I can definitely be lazy and do the same “just ignore it” approach with this stdout “collision” - inspect visually / hand-edit if really needed (there aren’t that many stages to diff).
Workaround 1:
I’m probably going to go for a slightly better approach - put my script = """<as above>"""
contents into a list.sh
script in the suite’s bin
dir, and within that list.sh
direct the tree output into its own file*.
This to better separate concerns: effectively treat the tree output as “data” worth separating from stdout (as it basically is for my purposes). A viewpoint with helpful side-effect that it avoids this sort of collision!
* and in process expand out all those opaque tree flags!
Questions
What I’m wondering is if there are alternative approaches I could have used?
E.g. could I redirect the script stdout within the [[model<stage>_list]]
task in suite.rc
? Something like:
script = list.sh 1> ${CYLC_TASK_WORK_DIR}\list.stdout 2>${CYLC_TASK_WORK_DIR}\list.stderr
Can’t see anything in docs/tuts indicating this sort of script stdout/err redirection within suite.rc is possible - I may be missing something though.
The nearest I can see is the note covering PBS stdout in https://cylc.github.io/doc/built-sphinx-single/index.html#task-stdout-and-stderr-logs, but don’t think this applies to my (background-submitted) job here, unless I’m (again) missing something?
Alternatively, is there some cylc-level setting I can set to handle the buffering of the script/task stdout, such that if script is writing to stdout, I can avoid these sorts of collisions between the script and task stdouts?
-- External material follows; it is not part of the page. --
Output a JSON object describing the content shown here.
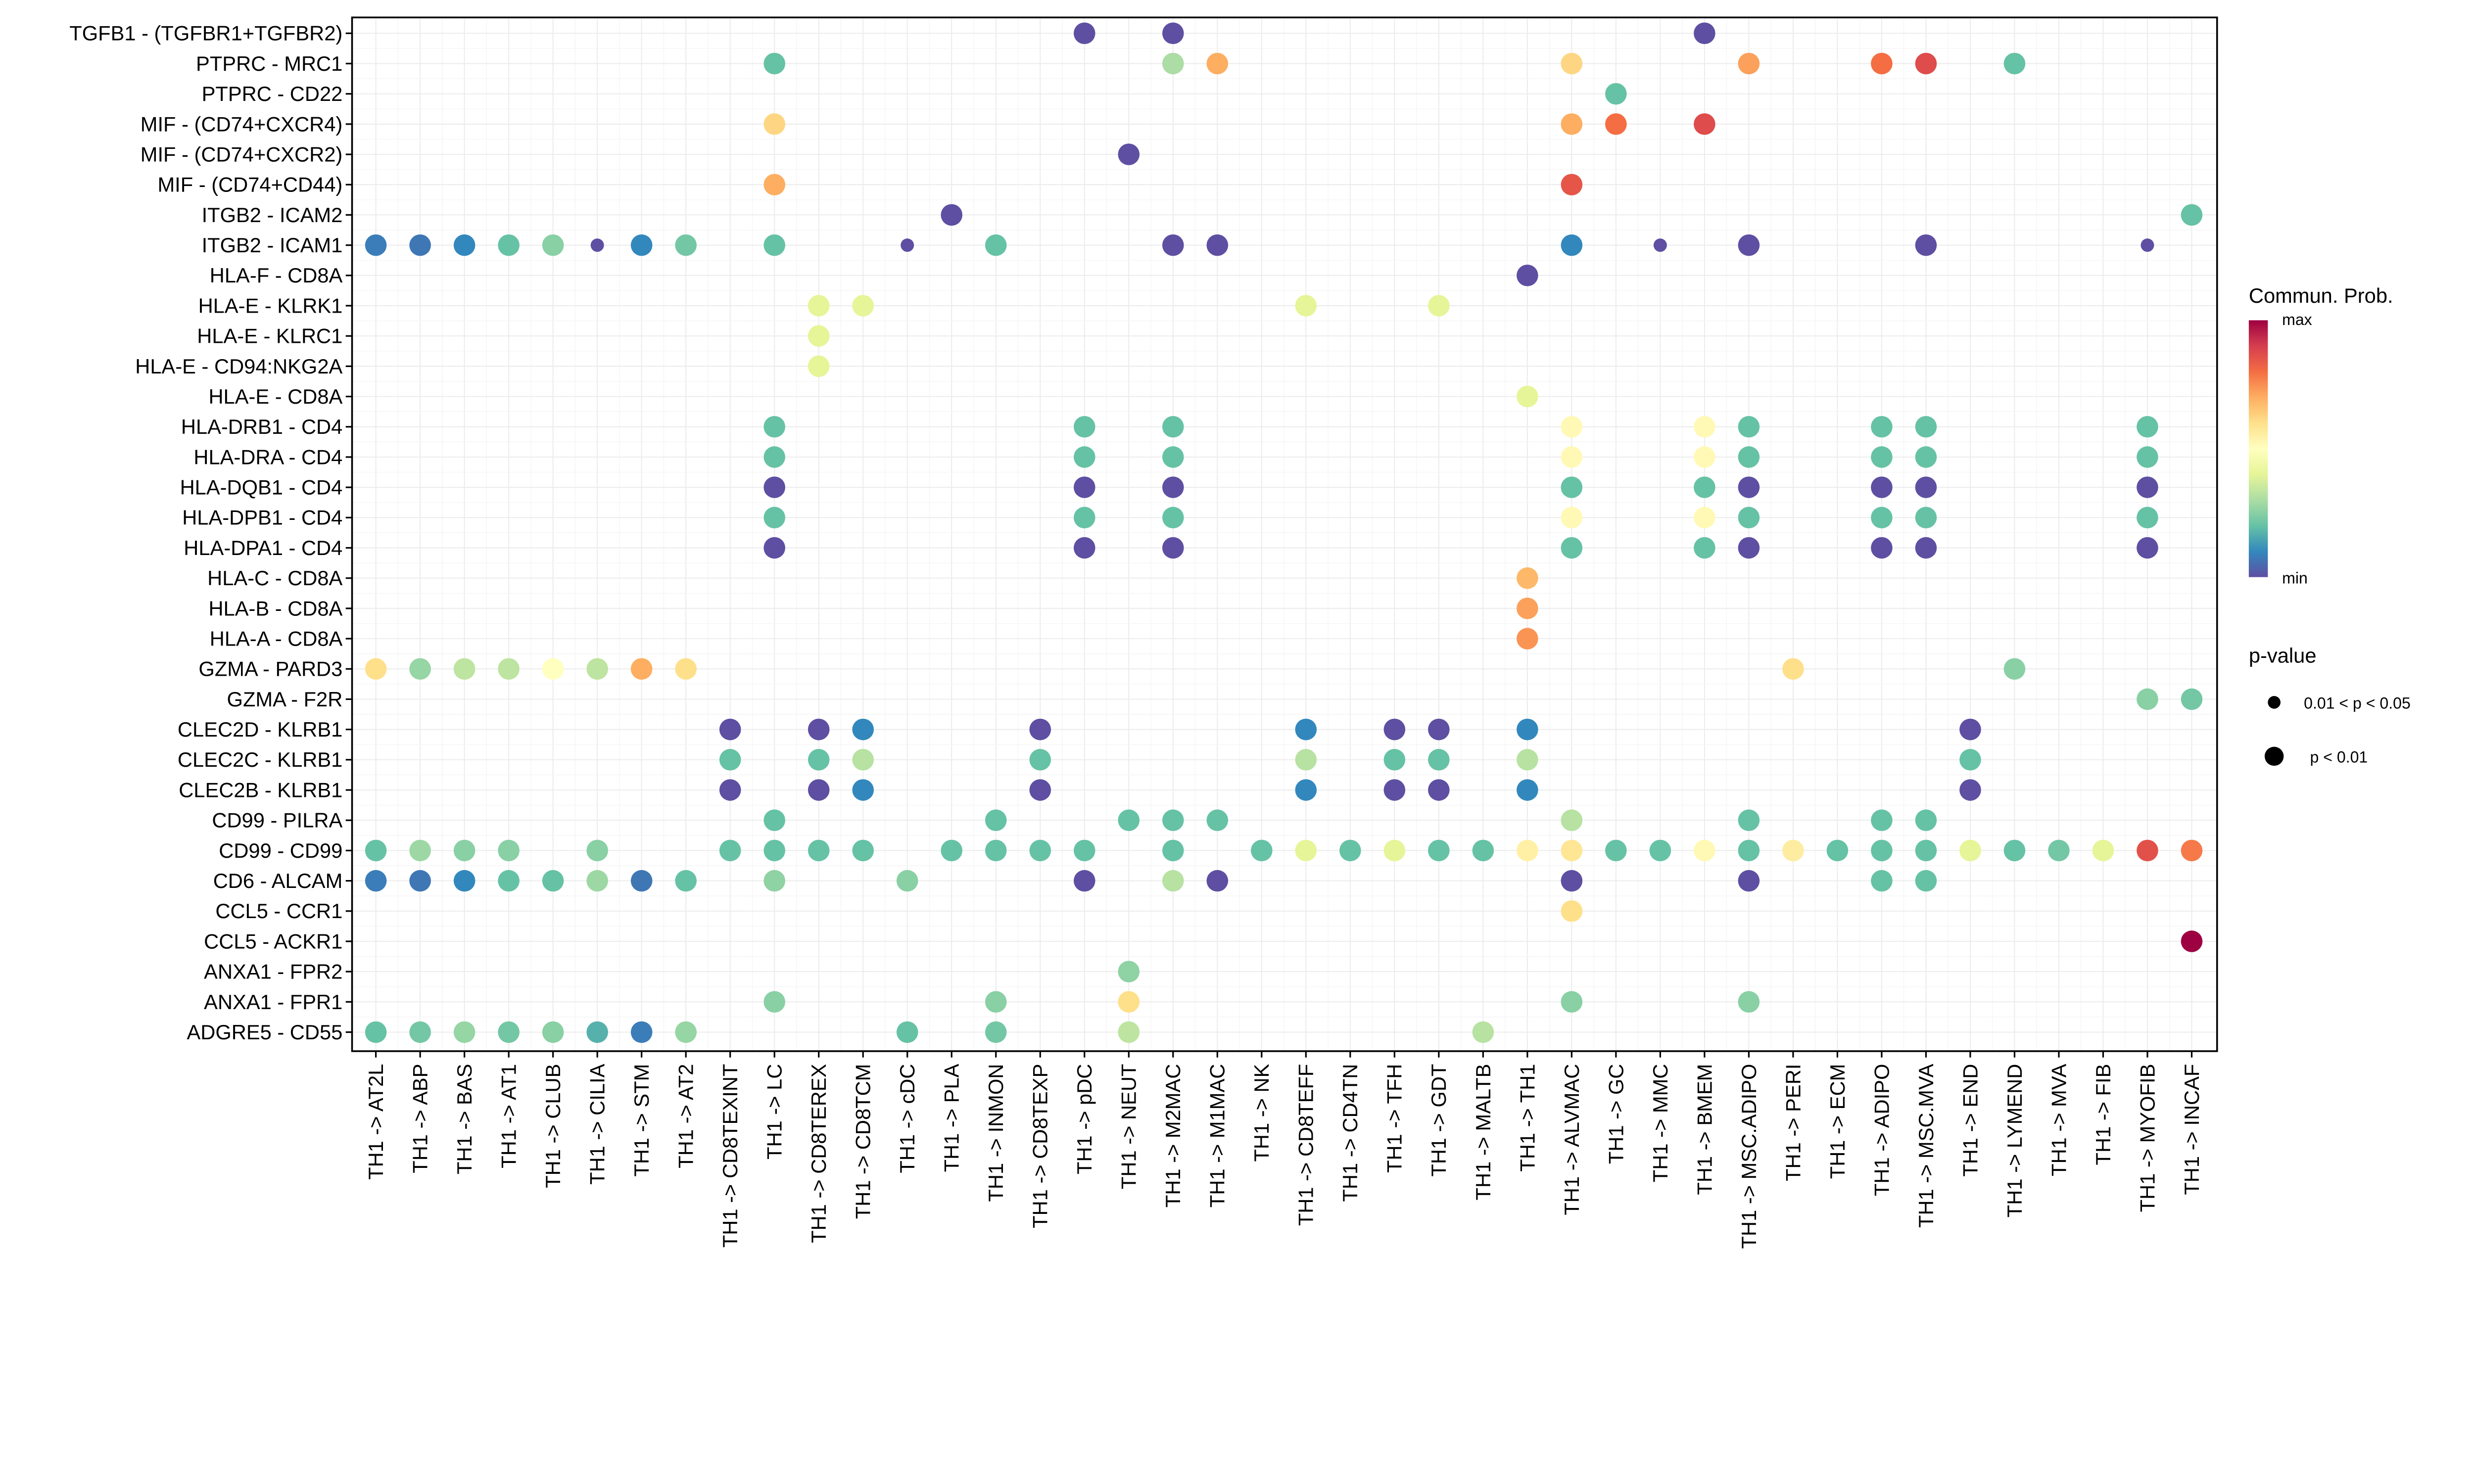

E.g. to flush the task’s own stdout, so that the <utctimenow> INFO - started
message always comes before* the script’s stdout in the job.out?
* or after - am not that fussed as long as it’s deterministic!
Or is there another standard way of handling this (other than my workarounds!) which I’ve missed?
Or is this something which isn’t currently provided / is but isn’t documented?